Aug
30
Start Lists, Stop Nagging
Filed Under (parenting tips, self-esteem)

“I don’t want to be a nagging mother.  I want everyone to do their part without me asking repeatedly.”  I moaned. Teen daughter responded matter-of-factly with an irrefutable truth, “It’s just not going to happen, Mom. So accept it.”

She’s right, of course.  A family in which the children operate as self-sufficient, self-motivated, responsible team members without parental involvement is about as realistic as a money tree.  But my passion for nurturing self-esteem motivates me to find new ways to instill self-reliance.  Because a child who can take care of herself feels capable.   And a child who feels capable is more likely to take on new challenges and responsibilities.  Each time she does, she generates self-esteem.

The trick is knowing how much a child can handle.  Expecting too much discourages a child. Expecting too little stunts her personal growth.  How to measure what’s just right?  Follow the child.

  • Signs of overwhelm may be seen in these forms:

    Self-defeating statements like, “I can’t do anything
    right.”
    Exaggerated reactions:  “This is stupid.  Who cares about this anyway?”
    Backsliding:  reverting to childish behaviors like
    thumb-sucking or clinging to parent in social situations.

As a parent, I’ve been guilty of setting lofty expectations.  When that happens, my children are quick to remind me that children are not miniature adults.  On one particularly harried morning, I barked out a succession of orders to my eager-to-please seven year old.  She
tried her best to keep up but eventually succumbed to tears of stress, blurting out between sobs, “Mom, I’m just a kid.”

It was my husband who suggested our current method of household responsibility.  Envying my efficiency as I methodically crossed items off my to-do list, he asked if I would make him a list.  Fearing the negative connotations of a ‘honey-do’ list, I was hesitant.  Tween son chimed in, “Yeah, I’d like a list too.  That way you don’t have to remind us all day.”

I began the ritual of leaving each child a list of expectations before leaving forwork.  To my surprise, everything got done.  Without my interference, they were free to go at their own pace.  They had choices – what to do first, when to do it.  Best of all, reports from work-at-home Dad indicated no complaints.  There was no mother to complain to.  No one to resist.

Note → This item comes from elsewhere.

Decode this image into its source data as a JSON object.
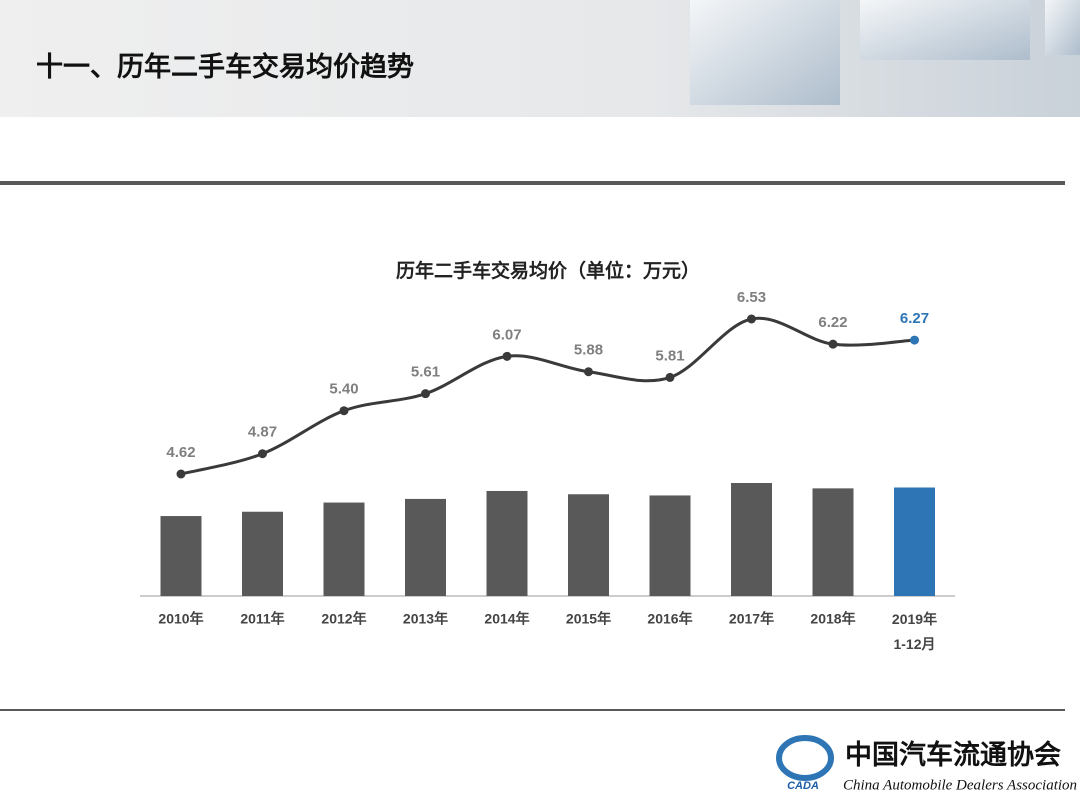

It takes some humility to admit that you, as a parent, could be a roadblock to a child.  Sometimes we get in the way with our well-intentioned involvement believing that we hold the key to success.  But the real prize goes to the child who works through a task on his own, problem-solving and overcoming frustrations along the way.

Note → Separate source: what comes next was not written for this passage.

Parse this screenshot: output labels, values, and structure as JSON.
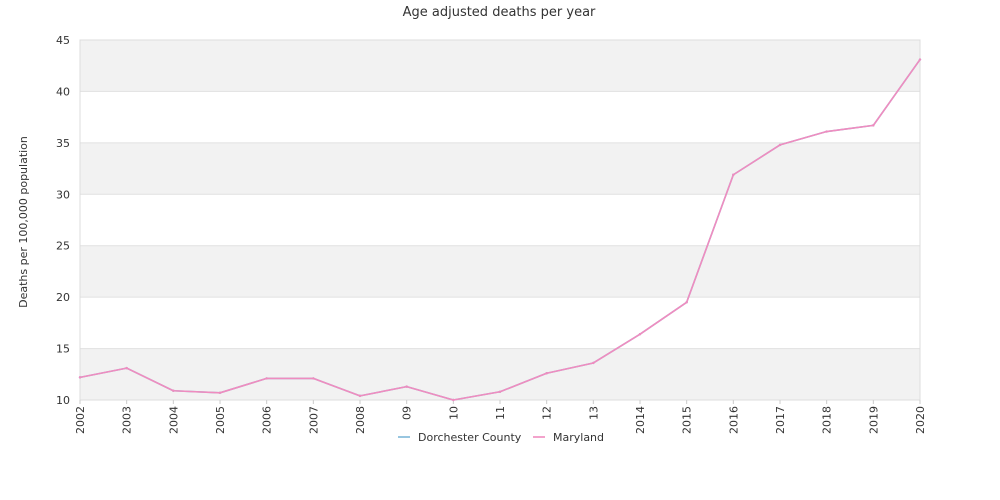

Parents need only set the expectation, offer hands-off guidance, and stay out of the way.  When a child fails (and he will) natural consequences step in as highly effective teachers.  For example, if a child forgets to make or bring her lunch to school and Mom does not deliver it, said child will be very hungry after school and will enjoy that lunch even more.  And she probably won’t forget it the next day.

Giving responsibility to a child and allowing her to make mistakes is a gift.  Don’t let your child’s complaining or resistance convince you otherwise.  Mother knows best after all.